Philosophy, especially as it is applied to parental rights, is not one of my strong points. I've read an excellent discussion, both in the blog post and in over 100 comments, on Crooked Timber by Harry Brighouse. I've read another view on Watching Those We Chose about how this case is a challenge to religious liberty. These two are among the better articles, with Crooked Timber's being the most detailed. I highly recommend them both.
I've been thinking along another line. FLDS has been called a cult, and I found the use of the word interesting, and a bit offensive. So I went searching what is meant by cult. This explanation and discussion of cults is interesting, and very detailed. Cult has, I believe, become a mostly pejorative term, except when applied to wine. It's primarily used when the group to which it refers is reclusive and seen as extreme.
Christ and his disciples, as described in the gospels, were a cult. There is not other way they could be described. Over centuries, this cult became the second largest Abrahamic religion of the world, losing its cult status. Therefore the question, when in the growth cycle does a cult lose its negativity? When does a cult become a mainstream religion?

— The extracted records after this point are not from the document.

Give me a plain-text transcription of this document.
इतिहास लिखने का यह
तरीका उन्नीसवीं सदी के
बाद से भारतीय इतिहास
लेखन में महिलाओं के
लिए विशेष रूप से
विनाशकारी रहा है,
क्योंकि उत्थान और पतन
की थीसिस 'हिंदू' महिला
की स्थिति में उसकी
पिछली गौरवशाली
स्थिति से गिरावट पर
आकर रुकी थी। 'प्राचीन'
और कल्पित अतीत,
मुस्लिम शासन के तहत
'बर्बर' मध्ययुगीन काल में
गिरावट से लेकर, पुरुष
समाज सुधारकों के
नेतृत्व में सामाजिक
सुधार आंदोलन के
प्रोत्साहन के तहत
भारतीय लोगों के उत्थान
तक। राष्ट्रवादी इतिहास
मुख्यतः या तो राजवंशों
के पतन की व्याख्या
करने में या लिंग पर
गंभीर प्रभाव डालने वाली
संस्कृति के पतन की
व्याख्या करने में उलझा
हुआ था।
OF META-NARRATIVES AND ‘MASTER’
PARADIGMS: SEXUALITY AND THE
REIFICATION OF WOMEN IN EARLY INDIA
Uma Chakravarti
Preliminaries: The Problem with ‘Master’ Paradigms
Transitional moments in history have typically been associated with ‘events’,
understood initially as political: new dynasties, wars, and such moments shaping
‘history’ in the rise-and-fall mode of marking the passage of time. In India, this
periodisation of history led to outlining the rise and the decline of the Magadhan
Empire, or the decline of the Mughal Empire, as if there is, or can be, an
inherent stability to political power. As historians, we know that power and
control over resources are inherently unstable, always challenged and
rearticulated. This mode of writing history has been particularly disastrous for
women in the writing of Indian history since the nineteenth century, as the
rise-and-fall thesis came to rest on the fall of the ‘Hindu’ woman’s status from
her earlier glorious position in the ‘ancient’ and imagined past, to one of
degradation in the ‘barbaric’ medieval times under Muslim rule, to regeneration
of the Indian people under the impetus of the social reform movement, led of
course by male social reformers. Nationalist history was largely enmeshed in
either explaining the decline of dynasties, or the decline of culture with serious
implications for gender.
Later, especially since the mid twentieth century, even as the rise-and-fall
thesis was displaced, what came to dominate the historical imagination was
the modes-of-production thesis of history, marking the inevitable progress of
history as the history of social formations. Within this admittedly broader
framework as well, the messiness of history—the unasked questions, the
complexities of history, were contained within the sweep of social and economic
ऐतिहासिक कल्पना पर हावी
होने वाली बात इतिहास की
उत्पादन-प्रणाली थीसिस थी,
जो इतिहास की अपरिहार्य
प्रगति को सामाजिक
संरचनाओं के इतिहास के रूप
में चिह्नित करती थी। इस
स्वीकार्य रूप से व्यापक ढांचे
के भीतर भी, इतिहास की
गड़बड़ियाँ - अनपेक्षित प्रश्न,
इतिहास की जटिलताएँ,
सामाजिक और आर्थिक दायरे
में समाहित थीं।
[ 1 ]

The idea that simply because a cult has different practices from the surrounding society is sufficient reason to invade and forcefully change them, is simply outrageous. And there comes the turning point in my reasoning. If the cult's practices harm individuals, either physically or in their emotional development, there may be reason to seek a means of removing the danger. A cult should not be allowed to violate individual rights.
And, at that point there is another twist, especially in this case, taking two, separate paths. At what point does a young person become capable of making his or her own decisions about life style, and also at what point is the state justified in terminating parental rights? Does the state have a say in determining the former? Harry has an excellent discussion of these.
From my perspective, the methods the state of Texas has used are atrocious, heavy-handed attempts to destroy a group of people that were merely different. As Gadfly says:
It seems that the state of Texas, including the overworked and understaffed Child Protective Services and District Judge Barbara Walther are acting on presupposition and prejudice in how they have acted from the moment of raiding the Fundamentalist Church of Jesus Christ of Latter-Day Saints, or FLDS, compound in Eldorado. [Emphasis added]
Few news agencies have provided many facts. It seems that there are very likely some simply outrageous and illegal practices going on. Again from my perspective, there had to be more peaceful ways of investigating, charging, and stopping the illegalities without destroying families and the innocent.
I realize this statement is not sustained by evidence, but it seems to me that Texas still has a "shoot first and ask questions later" mentality. After all, that's what our President did in Iraq. Here though, to continue the metaphor, they have shot themselves in the foot and further damaged our rights. Again quoting Gadfly:
Likewise, let’s not prejudge the FLDS. Remember, the Pilgrims came here for religious freedom. Remember also that if you try drawing First Amendment lines to exclude one belief, you’ve lost the right to object when somebody else wants to exclude yours.
It's incorrect to say you've lost that right. But it surely does become less illogical that you complain.
I don't have enough knowledge to intelligently discuss the rights and wrongs of this case. I will, instead, follow a point of principle which I believe is relevant to all such cases.
At the beginning of paragraph two, you use the words "parental rights". I would argue that, in the context of such cases, neither parents nor state (nor, for that matter, the community) have any rights. The only rights which count, here, are the rights of the children involved.
Parental rights are often taken, in libertarian discussion, to be synonymous with children's rights, but that is emphatically not so. The two are not necessarily at odds, but they are certainly not the same thing.